Music videos can be utilised to introduce interesting, underground or lesser-known concepts to the fore, take the recent Dev Hynes and Neneh Cherry video for He, She, Me, for example. The clip doubles up as a campaign film for Selfridges new gender-neutral pop-up store, and consequently rips up gender binaries by creating a stylish queer utopia of androgynous vogueing club kids. The music video gives the idea of gender fluidity an unashamed visibility, and in turn, renders gender norms dull and old-fashioned. It shows that music videos, like all of pop culture, are relevant in the sense that they are vessels for ideas that originate from the underground and bubble to the surface, changing minds and opinions as they go. Music videos are still useful for bringing such concepts into the mainstream.
As well as this, the digestible form of music videos make them a particularly engaging form of art. According to the National Centre for Biotechnology Information, the average attention span of a human being has decreased to 8 seconds (it was 12 seconds in 2000), which is one less second than a goldfish. So basically the quicker the better, these days, and watching a music video takes the same time as eating a slice of cake and it's twice as delicious.
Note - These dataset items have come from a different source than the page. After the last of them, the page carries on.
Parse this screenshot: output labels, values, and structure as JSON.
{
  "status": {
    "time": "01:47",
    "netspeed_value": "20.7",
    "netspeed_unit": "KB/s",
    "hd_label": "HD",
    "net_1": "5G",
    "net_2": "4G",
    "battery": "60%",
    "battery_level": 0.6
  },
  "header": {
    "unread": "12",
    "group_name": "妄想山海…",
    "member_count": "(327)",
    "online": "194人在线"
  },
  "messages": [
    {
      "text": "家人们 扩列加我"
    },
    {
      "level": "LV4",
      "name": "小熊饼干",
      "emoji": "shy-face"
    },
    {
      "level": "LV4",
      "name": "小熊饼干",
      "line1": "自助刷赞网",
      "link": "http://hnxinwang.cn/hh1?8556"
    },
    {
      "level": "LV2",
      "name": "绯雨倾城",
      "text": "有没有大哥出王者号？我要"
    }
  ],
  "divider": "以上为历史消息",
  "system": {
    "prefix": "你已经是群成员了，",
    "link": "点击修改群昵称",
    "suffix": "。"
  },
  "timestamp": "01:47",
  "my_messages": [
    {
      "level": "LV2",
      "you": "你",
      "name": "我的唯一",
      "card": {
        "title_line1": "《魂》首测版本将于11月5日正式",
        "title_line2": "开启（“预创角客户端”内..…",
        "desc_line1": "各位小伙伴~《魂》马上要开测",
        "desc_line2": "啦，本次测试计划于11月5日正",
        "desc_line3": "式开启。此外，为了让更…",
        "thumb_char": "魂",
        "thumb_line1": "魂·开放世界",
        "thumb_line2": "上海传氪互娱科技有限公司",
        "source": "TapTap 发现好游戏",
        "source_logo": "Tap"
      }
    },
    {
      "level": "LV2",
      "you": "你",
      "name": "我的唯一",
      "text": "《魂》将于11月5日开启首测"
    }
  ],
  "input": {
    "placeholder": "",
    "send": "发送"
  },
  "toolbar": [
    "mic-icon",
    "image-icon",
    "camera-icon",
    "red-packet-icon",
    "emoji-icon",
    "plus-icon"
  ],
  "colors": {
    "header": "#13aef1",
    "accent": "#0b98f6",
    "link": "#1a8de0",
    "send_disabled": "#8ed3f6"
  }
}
It's a perfect piece of art for the click-happy generation.
However, although the aforementioned ideas shed some light on the relevancy of music videos today, it's not as if every music video has now been reduced to superficial, marketing campaign or even an intended vehicle for a wider discussion. Music videos still exist for themselves and are still appreciated as an independent art form, like music itself. I didn't watch Kelela's hallucinatory anime visual creation for A Message or FKA Twigs' Japanese bondage-style routine for Pendulum and think they were great because I could share them or because they were short. They were simply fun to watch. It's always exciting to see your favourite track translated onto screen in increasingly new and extraordinary ways. Whilst the days of topless boy bands doing flips in the rain might be long gone, the music video continues to be one of the most enduring, popular and electrifying mediums existing in pop culture today.